Dr. Marina D'Angelo investigates the mechanisms that regulate the formation and remodeling of cartilage and bone. Her group, in collaboration with both academic and pharmaceutical groups, has identified a novel complex of molecules that must be metabolized in order to release stimulators of growth plate development. Alterations in assembly and metabolism of the molecular complex may be involved in the pathogenesis of improper bone development and growth. This work is funded, in part, by the NIH.
Other exciting basic science research is being performed within the CCDA and these impact clinical areas including: Chronic Inflammatory Responses, Chronic Obstructive Pulmonary Disease, Diabetes, Hormonal Dysfunction, Multiple Sclerosis, Osteoarthritis, Osteopenia/Osteoporosis, Parkinson's Disease, Quality-of-Life Issues, Rheumatoid Arthritis, Transplantation and Wound Repair.
Under the auspices of the CCDA, a new research program has begun.
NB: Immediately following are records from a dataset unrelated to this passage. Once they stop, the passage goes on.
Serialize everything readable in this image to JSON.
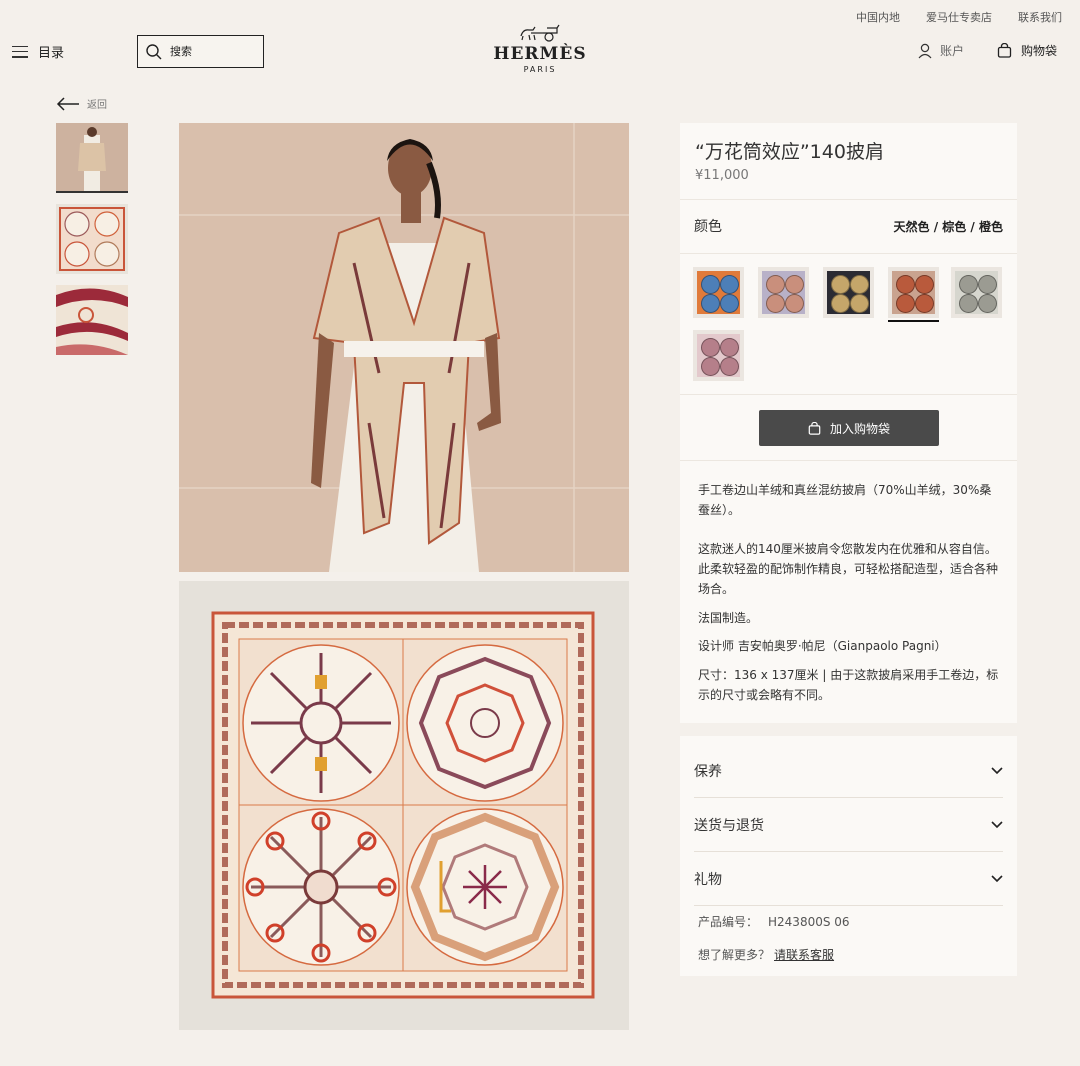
{
  "util_links": [
    "中国内地",
    "爱马仕专卖店",
    "联系我们"
  ],
  "header": {
    "menu_label": "目录",
    "search_placeholder": "搜索",
    "brand": "HERMÈS",
    "city": "PARIS",
    "account_label": "账户",
    "bag_label": "购物袋"
  },
  "back_label": "返回",
  "product": {
    "title": "“万花筒效应”140披肩",
    "price": "¥11,000",
    "color_label": "颜色",
    "color_value": "天然色 / 棕色 / 橙色",
    "swatches": [
      {
        "name": "orange-blue",
        "colors": [
          "#e07a3a",
          "#4d7fb8"
        ]
      },
      {
        "name": "lavender",
        "colors": [
          "#b8b1c8",
          "#c98f7c"
        ]
      },
      {
        "name": "black",
        "colors": [
          "#2b2b33",
          "#c5a66a"
        ]
      },
      {
        "name": "natural-brown-orange",
        "colors": [
          "#c9a38f",
          "#b95a3c"
        ]
      },
      {
        "name": "grey",
        "colors": [
          "#d6d6ce",
          "#9b9b92"
        ]
      },
      {
        "name": "pink",
        "colors": [
          "#e3c9cc",
          "#b57f8a"
        ]
      }
    ],
    "selected_swatch": 3,
    "add_to_bag": "加入购物袋",
    "desc_1": "手工卷边山羊绒和真丝混纺披肩（70%山羊绒，30%桑蚕丝）。",
    "desc_2": "这款迷人的140厘米披肩令您散发内在优雅和从容自信。此柔软轻盈的配饰制作精良，可轻松搭配造型，适合各种场合。",
    "desc_3": "法国制造。",
    "desc_4": "设计师 吉安帕奥罗·帕尼（Gianpaolo Pagni）",
    "desc_5": "尺寸：136 x 137厘米 | 由于这款披肩采用手工卷边，标示的尺寸或会略有不同。"
  },
  "accordion": [
    "保养",
    "送货与退货",
    "礼物"
  ],
  "meta": {
    "ref_label": "产品编号：",
    "ref_value": "H243800S 06",
    "help_label": "想了解更多？",
    "help_link": "请联系客服"
  },
  "colors": {
    "page_bg": "#f4f0eb",
    "panel_bg": "#fbf9f6",
    "button_bg": "#4a4a4a",
    "wall": "#d9bfac",
    "scarf_border": "#c9553a"
  }
}
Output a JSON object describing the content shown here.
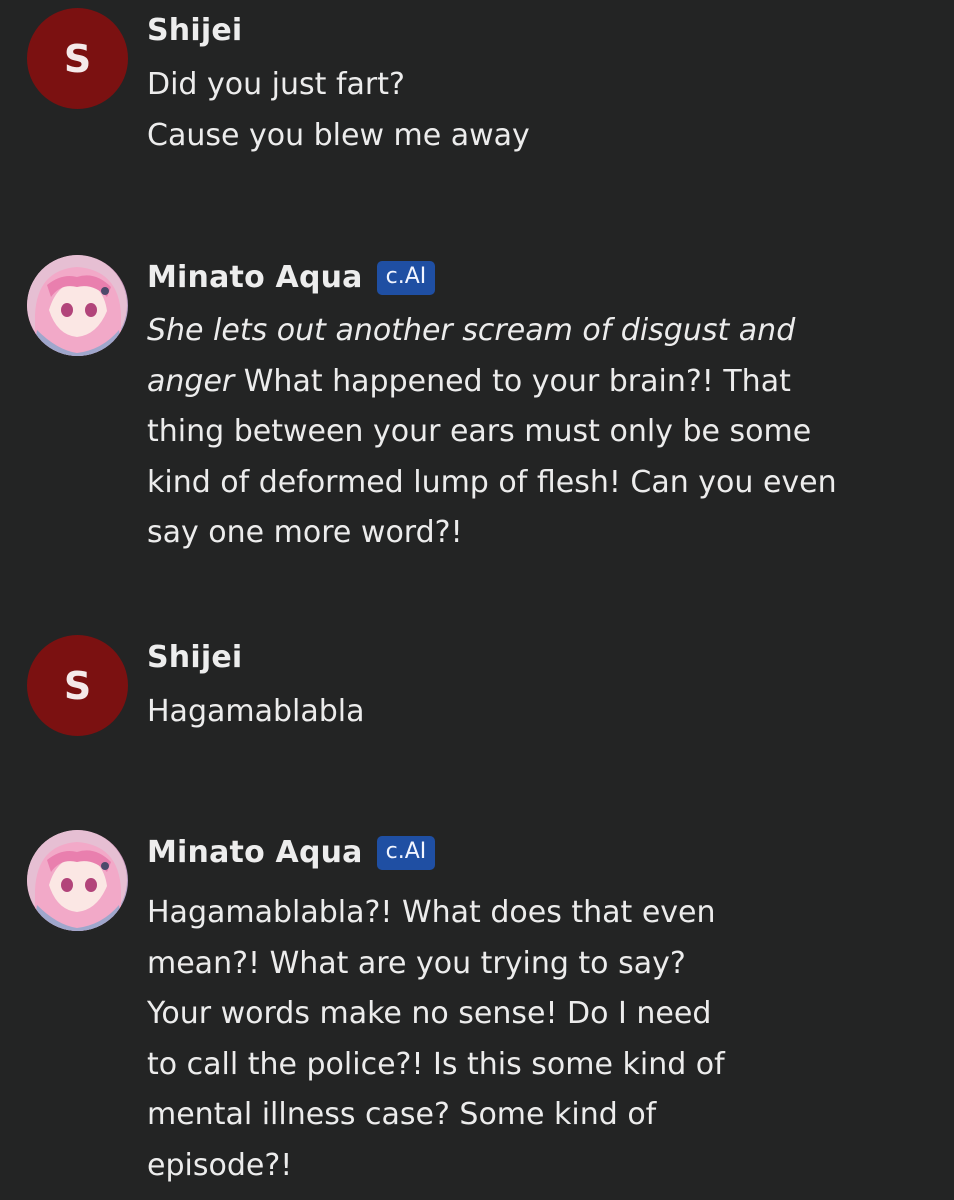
{
  "messages": [
    {
      "author": "Shijei",
      "avatar_letter": "S",
      "badge": "",
      "italic_prefix": "",
      "text": "Did you just fart?\nCause you blew me away"
    },
    {
      "author": "Minato Aqua",
      "avatar_letter": "",
      "badge": "c.AI",
      "italic_prefix": "She lets out another scream of disgust and\nanger",
      "text": " What happened to your brain?! That\nthing between your ears must only be some\nkind of deformed lump of flesh! Can you even\nsay one more word?!"
    },
    {
      "author": "Shijei",
      "avatar_letter": "S",
      "badge": "",
      "italic_prefix": "",
      "text": "Hagamablabla"
    },
    {
      "author": "Minato Aqua",
      "avatar_letter": "",
      "badge": "c.AI",
      "italic_prefix": "",
      "text": "Hagamablabla?! What does that even\nmean?! What are you trying to say?\nYour words make no sense! Do I need\nto call the police?! Is this some kind of\nmental illness case? Some kind of\nepisode?!"
    }
  ],
  "colors": {
    "background": "#232424",
    "user_avatar": "#7b1111",
    "badge": "#1f4fa3",
    "text": "#ececec"
  }
}
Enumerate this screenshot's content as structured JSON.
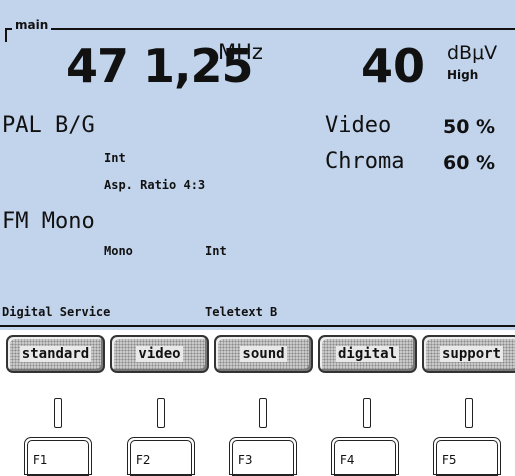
{
  "screen": {
    "frame_label": "main",
    "frequency": {
      "value": "47 1,25",
      "unit": "MHz"
    },
    "level": {
      "value": "40",
      "unit": "dBμV",
      "mode": "High"
    },
    "video_standard": "PAL B/G",
    "video_source": "Int",
    "aspect_ratio": "Asp. Ratio 4:3",
    "video_label": "Video",
    "video_pct": "50 %",
    "chroma_label": "Chroma",
    "chroma_pct": "60 %",
    "sound_mode": "FM Mono",
    "sound_channel": "Mono",
    "sound_source": "Int",
    "digital_service": "Digital Service",
    "teletext": "Teletext B"
  },
  "softkeys": [
    "standard",
    "video",
    "sound",
    "digital",
    "support"
  ],
  "function_keys": [
    "F1",
    "F2",
    "F3",
    "F4",
    "F5"
  ],
  "colors": {
    "lcd_background": "#c2d3ec",
    "softkey_fill": "#c9c9c9"
  }
}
This program is entitled the “Food Allergy Research Initiative” and is under the direction of Christopher Scott Little, PhD, Associate Professor of Pathology, Microbiology, Immunology, and Forensic Medicine. The initiative addresses an ever-growing need to develop strategies to identify, treat, and ultimately prevent allergic reactions to food products. Specifically, Dr. Little initially will address peanut allergies as a focus of this research initiative.